Аннотация: The chiral azapalladacycles have found wide use as reagents for racemate resolution, enantiomeric purity determination, asymmetric synthesis, and more recently – as enantioselective catalysts. All these applications require correct information regarding their enantiomeric composition. Conventional approach is based on chiral derivatizing with an alpha-amino acidate auxiliary ligand following by determination of diastereomer ratio using the 1H NMR spectroscopy. However, employment of such method becomes to be highly problematical in the case of CN-palladacycles of complicated structure.
Our research was devoted to application of the 31P NMR spectroscopy for solution of this analytical task. The key to this idea implementation was the usage of P-donor chiral derivatizing agent. As the reagent of this kind we have selected the phosphinite derivative (RC)-Q of the available terpene (1R,2S,5R)-menthol. The efficiency of this approach is illustrated below by the examples of planar chiral CN-palladacycles derived from [2.2]paracyclophane imine (D1) and N,N-dimethylaminomethylferrocene (D2) (Scheme).

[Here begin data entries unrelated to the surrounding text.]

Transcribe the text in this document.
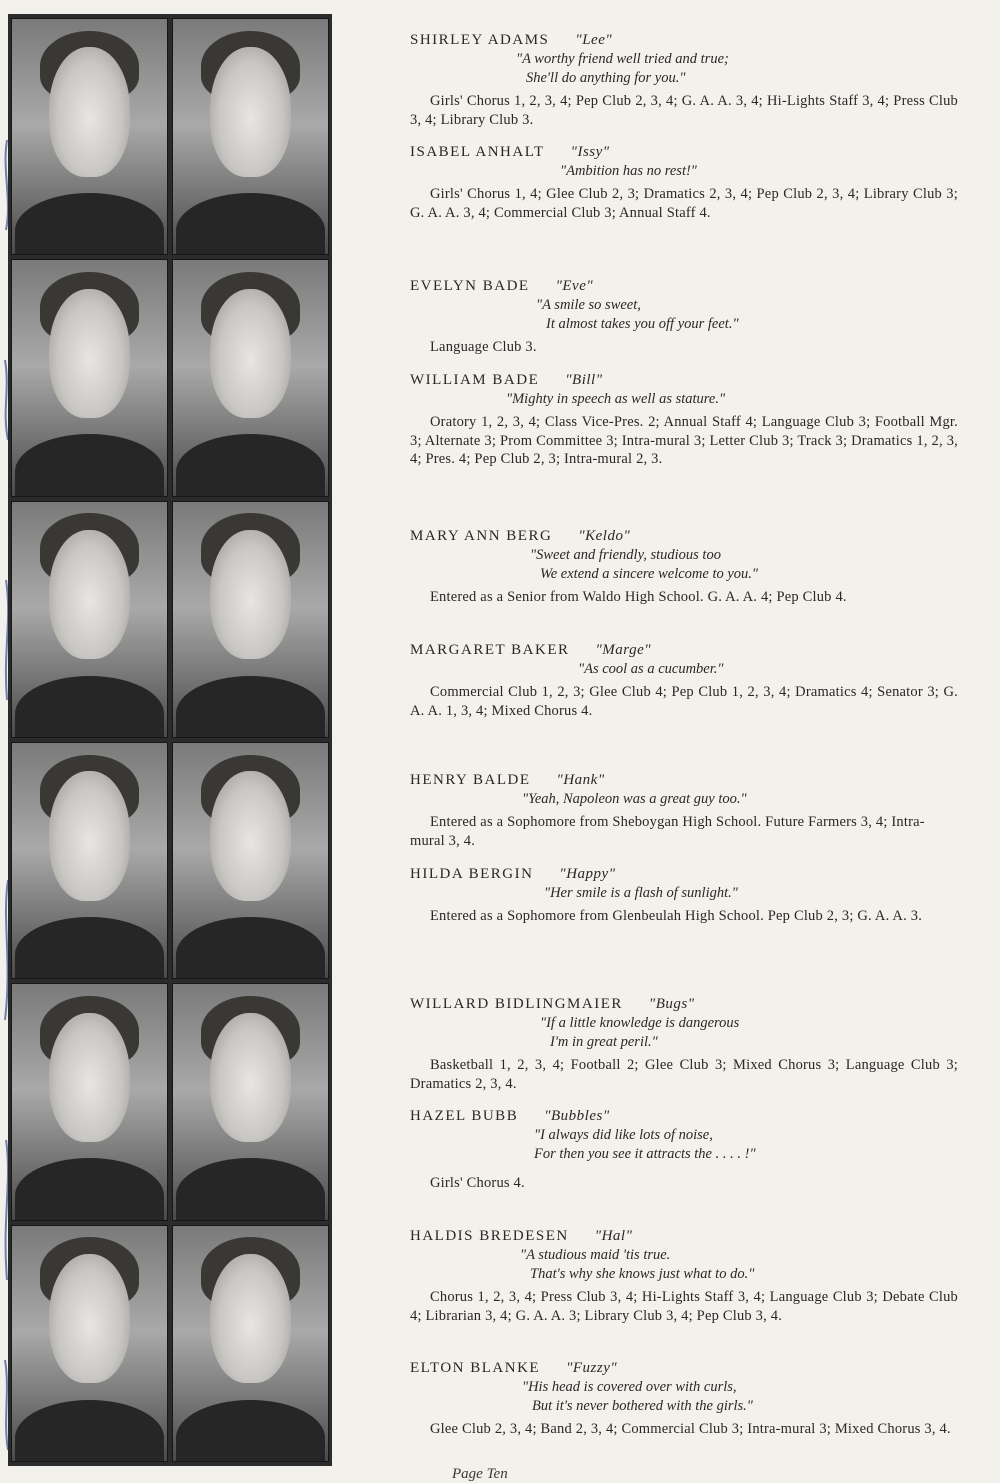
SHIRLEY ADAMS "Lee"
"A worthy friend well tried and true;
She'll do anything for you."
Girls' Chorus 1, 2, 3, 4; Pep Club 2, 3, 4; G. A. A. 3, 4; Hi-Lights Staff 3, 4; Press Club 3, 4; Library Club 3.
ISABEL ANHALT "Issy"
"Ambition has no rest!"
Girls' Chorus 1, 4; Glee Club 2, 3; Dramatics 2, 3, 4; Pep Club 2, 3, 4; Library Club 3; G. A. A. 3, 4; Commercial Club 3; Annual Staff 4.
EVELYN BADE "Eve"
"A smile so sweet,
It almost takes you off your feet."
Language Club 3.
WILLIAM BADE "Bill"
"Mighty in speech as well as stature."
Oratory 1, 2, 3, 4; Class Vice-Pres. 2; Annual Staff 4; Language Club 3; Football Mgr. 3; Alternate 3; Prom Committee 3; Intra-mural 3; Letter Club 3; Track 3; Dramatics 1, 2, 3, 4; Pres. 4; Pep Club 2, 3; Intra-mural 2, 3.
MARY ANN BERG "Keldo"
"Sweet and friendly, studious too
We extend a sincere welcome to you."
Entered as a Senior from Waldo High School. G. A. A. 4; Pep Club 4.
MARGARET BAKER "Marge"
"As cool as a cucumber."
Commercial Club 1, 2, 3; Glee Club 4; Pep Club 1, 2, 3, 4; Dramatics 4; Senator 3; G. A. A. 1, 3, 4; Mixed Chorus 4.
HENRY BALDE "Hank"
"Yeah, Napoleon was a great guy too."
Entered as a Sophomore from Sheboygan High School. Future Farmers 3, 4; Intra-mural 3, 4.
HILDA BERGIN "Happy"
"Her smile is a flash of sunlight."
Entered as a Sophomore from Glenbeulah High School. Pep Club 2, 3; G. A. A. 3.
WILLARD BIDLINGMAIER "Bugs"
"If a little knowledge is dangerous
I'm in great peril."
Basketball 1, 2, 3, 4; Football 2; Glee Club 3; Mixed Chorus 3; Language Club 3; Dramatics 2, 3, 4.
HAZEL BUBB "Bubbles"
"I always did like lots of noise,
For then you see it attracts the . . . . !"
Girls' Chorus 4.
HALDIS BREDESEN "Hal"
"A studious maid 'tis true.
That's why she knows just what to do."
Chorus 1, 2, 3, 4; Press Club 3, 4; Hi-Lights Staff 3, 4; Language Club 3; Debate Club 4; Librarian 3, 4; G. A. A. 3; Library Club 3, 4; Pep Club 3, 4.
ELTON BLANKE "Fuzzy"
"His head is covered over with curls,
But it's never bothered with the girls."
Glee Club 2, 3, 4; Band 2, 3, 4; Commercial Club 3; Intra-mural 3; Mixed Chorus 3, 4.
Page Ten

This method seems to be especially valuable for the case of CN-palladacycles prepared by asymmetric cyclopalladation, exemplified here by scalemic dimer (Spl)-2. 31P NMR spectrum of its phosphinite derivative contains two signals of (Spl,RC)-2 and (Rpl,RC)-2 diastereomers in 95.5:4.4 integral ratio, corresponding to its enantiomeric enrichment to 91% ee. To note, only one signal was observed in the 31P NMR spectrum of phosphinite derivative (Rpl,RC)-1 of optically active imine dimer D1, that confirms its complete enantiomeric purity (>98% ee).

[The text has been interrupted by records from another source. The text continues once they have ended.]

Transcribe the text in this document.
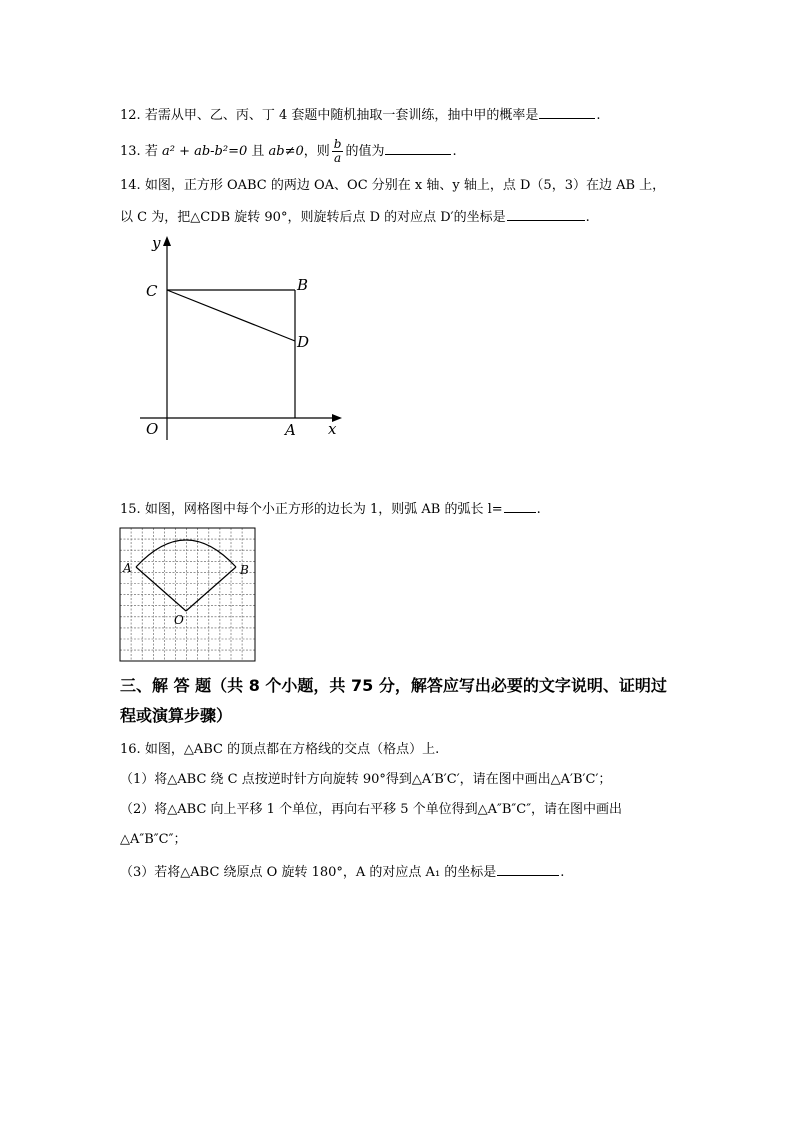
12. 若需从甲、乙、丙、丁 4 套题中随机抽取一套训练，抽中甲的概率是	.
13. 若 a² + ab-b²=0 且 ab≠0，则 $\frac{b}{a}$ 的值为	.
14. 如图，正方形 OABC 的两边 OA、OC 分别在 x 轴、y 轴上，点 D（5，3）在边 AB 上，
以 C 为，把△CDB 旋转 90°，则旋转后点 D 的对应点 D′的坐标是	.
y
C	B
D
O	A x
15. 如图，网格图中每个小正方形的边长为 1，则弧 AB 的弧长 l=	.
A	B
O
三、解 答 题（共 8 个小题，共 75 分，解答应写出必要的文字说明、证明过
程或演算步骤）
16. 如图，△ABC 的顶点都在方格线的交点（格点）上.
（1）将△ABC 绕 C 点按逆时针方向旋转 90°得到△A′B′C′，请在图中画出△A′B′C′；
（2）将△ABC 向上平移 1 个单位，再向右平移 5 个单位得到△A″B″C″，请在图中画出
△A″B″C″；
（3）若将△ABC 绕原点 O 旋转 180°，A 的对应点 A₁ 的坐标是	.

Several advantages of this method have to be mentioned: (i) diastereomeric phosphinite derivatives 1 and 2 are quantitatively formed in situ at room temperature; (ii) the reagent (RC)-Q coordination with CN-palladacycles occurs regiospecifically in trans(P,N)-geometry; (iii) tight phosphinite bonding excludes any complications from dynamic processes; (iv) a rather large diastereomeric signal dispersion for adducts (Spl,RC)/(Rpl,RC)-1 and (Spl,RC)/(Rpl,RC)-2 derived from racemic dimers rac-D1 and rac-D2 (9.5 and 1.4 ppm, respectively) provides high exactness in determination of CN-palladacycle enantiomeric composition; (v) this method is universal and applicable to any non-phosphorous palladacycles.